Some common sexual fantasies include watching your partner have sex with other people (or the other way around), having threesomes or public sex. However, this may be a hard no for your partner. In this case, your sexual fantasy may open the door for other conversations about fulfilling each other’s needs, your boundaries, and monogamy as well as discussions about alternative relationship modes such as ethical non-monogamy, open relationships, polyamory, and even relationship anarchy. There is nothing stopping you from experimenting with sexual desires, and the same applies to relationship models. Each relationship is unique and thus requires a unique configuration and dynamic.
Sexual fantasies also become handy when you can’t see your partner, whether because of a deadly pandemic that keeps you in your home for months, or because you and your partner are in a long-distance relationship. You might find yourself thinking about sex in a different way and considering things you’d like to try – new places you’d like to have sex, new positions, new sex toys, and new power dynamics. Instead of shying away from these sexual fantasies, taking them seriously can help keep things exciting, learning new things about yourself and your partner – their sexuality, their boundaries, and what gives them pleasure. And there’s nothing sexier than someone communicating their desires to you – consensually of course! Check with your partner before firing away: there’s nothing worse than receiving a full roleplay scenario at family dinner.

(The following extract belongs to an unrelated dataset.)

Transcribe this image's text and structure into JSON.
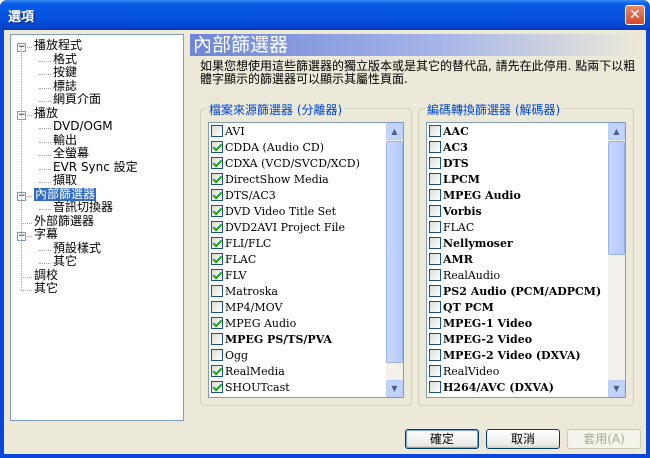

For those whose sexual fantasies are seen as shameful or deviant, our fantasies can help us unlearn what we are taught about the norms of sex and sexuality. Sexual fantasies can help us expand our idea of sexuality away from heteronormative, white, monogamous models. They can also teach us that there’s more to sex than we think, and that sexual practices and desires are a lot more diverse than we believe. This can be especially important for marginalised communities and those whose sexuality is already side-lined. It would be naïve to assume our sexual fantasies exist in a social vacuum; instead, they are shaped by our sociocultural and political contexts. This means that not everyone is afforded the same freedom to toy around with fantasy and play, and explore sexual fantasy without inhibitions. Those who are queer, trans, non-binary, genderfluid, and genderqueer are already considered deviant, existing outside heteronormative society and mainstream sexual behaviour. This makes subcultures such as hentai or tentacle porn so vital, as they can also be a source of community and validation.
Your sexual fantasies can be both political and personal. The space between is where we learn to reimagine our sexuality, and redefine sexual liberation and sex positivity. What we learn from our sexual fantasies will not only transform our sexual relations, but also our sexual identities.